Le duc de Brunswick, qui se sentait attiré par l'esprit et par les charmes de la connétable, lui tint parole plus tôt qu'elle n'y pensait, et, quelques semaines après l'avoir quittée, il arrivait à Rome avec la duchesse.
«Le connétable et moi nous nous montrâmes extrêmement obligés d'une courtoisie si extraordinaire, et, pour ma part, je lui rendis mille grâces de l'exactitude qu'il avait gardée à me tenir sa parole. Je ne parlerai point ici de la générosité, de la valeur, de la courtoisie, de la magnificence, ni de mille manières nobles et obligeantes de ce prince. Ce sont des qualités aussi connues que son nom. D'abord que je fus arrivée à Rome, j'allai rendre visite à la duchesse son épouse, que je trouvai en ses manières, en son humeur, en son esprit et jusqu'à l'air de s'habiller, un abrégé de toutes les perfections les plus charmantes et de toute la politesse la plus accomplie de France.»
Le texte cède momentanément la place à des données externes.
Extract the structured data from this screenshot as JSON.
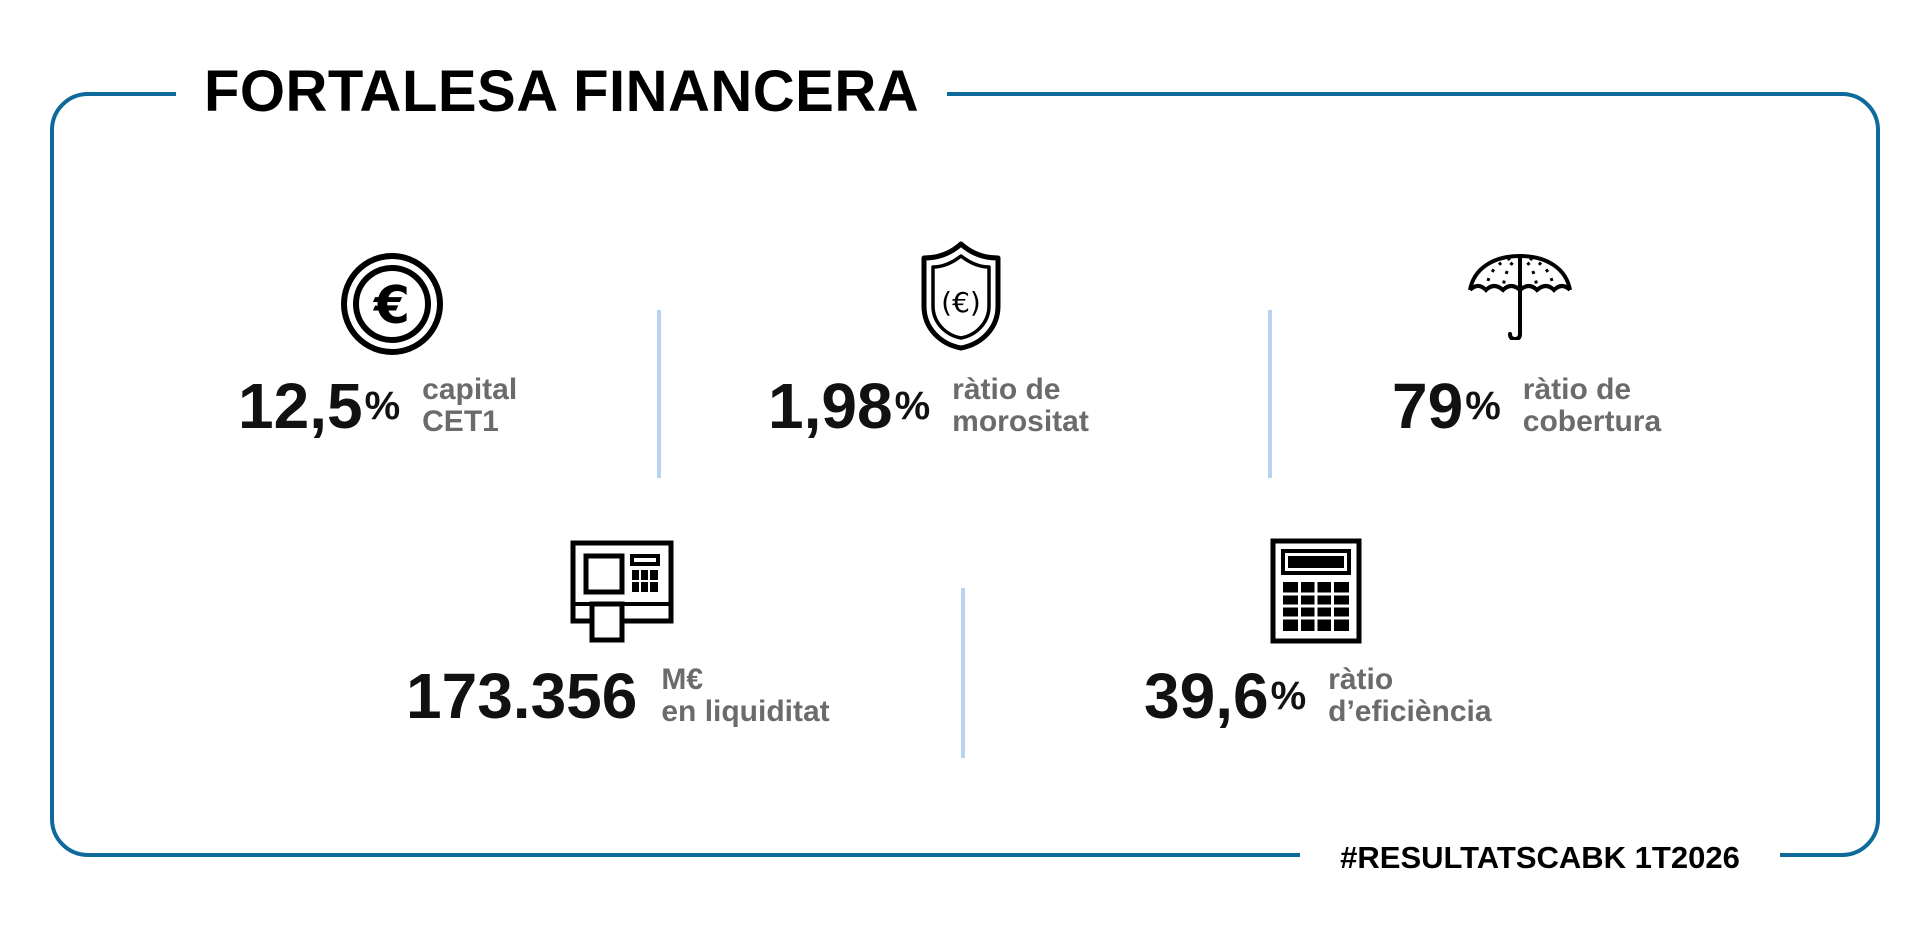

On peut dire que la vie de la connétable en Italie fut une fête continuelle. Jeux, spectacles, carrousels, chasses, festins, mascarades, voyages à Venise, à Milan, remplissent son existence et ses Mémoires. Glissons sur la plupart de ces détails, si intéressants qu'ils soient, et ne nous attachons qu'aux plus saillants, aux plus caractéristiques.
Au printemps de 1665, la connétable fait un second séjour à Venise pour assister à la fameuse foire qui attirait alors tous les marchands et les curieux de l'Europe. Elle était encore enceinte (ce terrible connétable ne lui laissait pas un moment de repos), mais, grâce à de grandes précautions, il ne lui arriva aucun accident.
Le connétable se trouvait alors en Espagne. La mort de Philippe IV étant survenue, le prince, impatient de rejoindre sa femme, qui était partie pour Milan, n'attend pas le couronnement de son successeur et se rend en toute hâte dans cette ville, où, le jour même de son arrivée, elle lui donne un troisième héritier.